她眼圈紅紅的,吸了吸鼻子,悶悶道,“大師兄對不起……把劍弄壞了。”
“不怪煙花兒。”殷旬心疼的撫上小姑娘紅紅的眼睛,“是師兄忘了給你換劍了。”
兩人自顧自的說着話, 後邊的九尾蛇卻一點攻擊的意思都沒有,反倒被殷旬的威壓吓得偷偷摸摸的向後退去。
殷旬餘光掃向它,然後對着幾個半大孩子道, “別怕, 現在沒事了。你們都回玉青宗吧, 剩下的我來就可以了。”
剛剛死裏逃生的幾人也沒精神在意“見到殷旬真人了!”這種事情, 略一行禮就忙不及地朝外面飛去。
“煙花兒也跟着他們去吧,師兄一會兒就過來。”
煙花乖乖點頭,她一點都不怕那九尾蛇會不會傷到大師兄。
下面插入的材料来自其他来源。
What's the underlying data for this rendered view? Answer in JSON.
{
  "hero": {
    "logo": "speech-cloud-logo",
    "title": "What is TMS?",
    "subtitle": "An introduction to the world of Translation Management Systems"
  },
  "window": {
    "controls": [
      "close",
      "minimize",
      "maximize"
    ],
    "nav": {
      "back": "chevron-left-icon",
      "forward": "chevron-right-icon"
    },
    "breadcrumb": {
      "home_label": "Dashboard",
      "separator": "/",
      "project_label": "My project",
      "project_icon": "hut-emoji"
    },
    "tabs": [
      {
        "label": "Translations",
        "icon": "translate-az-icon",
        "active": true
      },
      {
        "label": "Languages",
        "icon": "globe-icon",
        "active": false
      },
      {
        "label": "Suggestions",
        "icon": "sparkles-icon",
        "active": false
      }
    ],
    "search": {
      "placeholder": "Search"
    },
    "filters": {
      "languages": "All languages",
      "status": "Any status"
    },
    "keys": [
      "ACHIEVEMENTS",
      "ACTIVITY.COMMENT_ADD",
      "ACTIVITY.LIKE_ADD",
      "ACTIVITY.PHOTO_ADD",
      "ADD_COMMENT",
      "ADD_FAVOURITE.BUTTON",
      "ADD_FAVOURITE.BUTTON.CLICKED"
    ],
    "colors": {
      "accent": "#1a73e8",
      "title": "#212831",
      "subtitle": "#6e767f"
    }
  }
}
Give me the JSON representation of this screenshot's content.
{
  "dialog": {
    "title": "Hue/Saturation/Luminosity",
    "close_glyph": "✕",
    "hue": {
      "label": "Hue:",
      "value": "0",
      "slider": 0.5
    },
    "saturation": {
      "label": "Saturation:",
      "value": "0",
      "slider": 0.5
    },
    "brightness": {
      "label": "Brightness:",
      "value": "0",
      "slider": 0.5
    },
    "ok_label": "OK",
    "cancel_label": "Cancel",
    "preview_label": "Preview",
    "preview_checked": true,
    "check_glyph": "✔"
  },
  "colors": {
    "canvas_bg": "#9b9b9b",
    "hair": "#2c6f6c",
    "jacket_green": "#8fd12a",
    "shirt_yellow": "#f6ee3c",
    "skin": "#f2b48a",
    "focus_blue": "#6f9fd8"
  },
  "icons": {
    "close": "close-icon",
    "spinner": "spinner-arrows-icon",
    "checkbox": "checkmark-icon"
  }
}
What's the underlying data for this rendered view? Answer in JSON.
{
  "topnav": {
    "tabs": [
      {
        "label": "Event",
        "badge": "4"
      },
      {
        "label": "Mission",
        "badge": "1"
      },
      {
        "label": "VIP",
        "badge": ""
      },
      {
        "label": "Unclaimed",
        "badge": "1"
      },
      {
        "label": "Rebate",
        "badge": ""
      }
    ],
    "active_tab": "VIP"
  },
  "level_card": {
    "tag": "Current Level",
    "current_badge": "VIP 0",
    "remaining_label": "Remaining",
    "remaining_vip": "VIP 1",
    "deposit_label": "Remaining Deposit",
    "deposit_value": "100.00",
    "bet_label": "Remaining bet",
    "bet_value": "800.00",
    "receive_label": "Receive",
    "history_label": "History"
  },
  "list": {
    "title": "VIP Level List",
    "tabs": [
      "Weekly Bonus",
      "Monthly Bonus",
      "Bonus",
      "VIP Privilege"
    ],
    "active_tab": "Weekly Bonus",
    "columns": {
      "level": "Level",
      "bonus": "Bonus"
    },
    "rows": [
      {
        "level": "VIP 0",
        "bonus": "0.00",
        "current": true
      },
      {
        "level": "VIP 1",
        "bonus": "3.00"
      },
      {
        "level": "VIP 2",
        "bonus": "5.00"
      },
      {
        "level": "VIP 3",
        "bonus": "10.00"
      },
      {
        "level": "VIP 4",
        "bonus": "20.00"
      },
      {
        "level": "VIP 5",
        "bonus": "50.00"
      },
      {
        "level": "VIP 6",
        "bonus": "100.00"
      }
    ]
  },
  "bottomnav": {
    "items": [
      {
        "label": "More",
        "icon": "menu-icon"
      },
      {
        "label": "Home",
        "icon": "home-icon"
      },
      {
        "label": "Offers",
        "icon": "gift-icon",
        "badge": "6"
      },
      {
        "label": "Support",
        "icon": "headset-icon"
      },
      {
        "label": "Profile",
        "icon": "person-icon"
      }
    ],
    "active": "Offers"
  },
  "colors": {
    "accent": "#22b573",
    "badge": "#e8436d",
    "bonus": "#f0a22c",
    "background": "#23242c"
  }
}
大師兄那麽厲害, 不可能會打不過它。
确定幾個孩子都走遠了之後,殷旬的臉色冷了下來,那雙漂亮的鳳眼染上了血色, 黑色的魔紋漸漸從下颚攀上側臉,宛若妖嬈的黑色藤蔓,緩緩而上。
“我是怎麽和你說的。”陰冷的聲音回響在通道中,正偷偷往後退的九尾蛇抖了抖,九條尾巴下意識的把自己裹了起來,像是個大球球一樣只露出一雙明黃的眼睛哀求的看向殷旬。
見此,殷旬忽的笑了起來,就像平時一樣,露出了溫柔的淺笑。
“過來。”他柔聲道,像是對待任性調皮的孩子一樣,十分的和顏悅色。
團成團的球又抖了抖,對上殷旬的眼睛,它抖得更加厲害了。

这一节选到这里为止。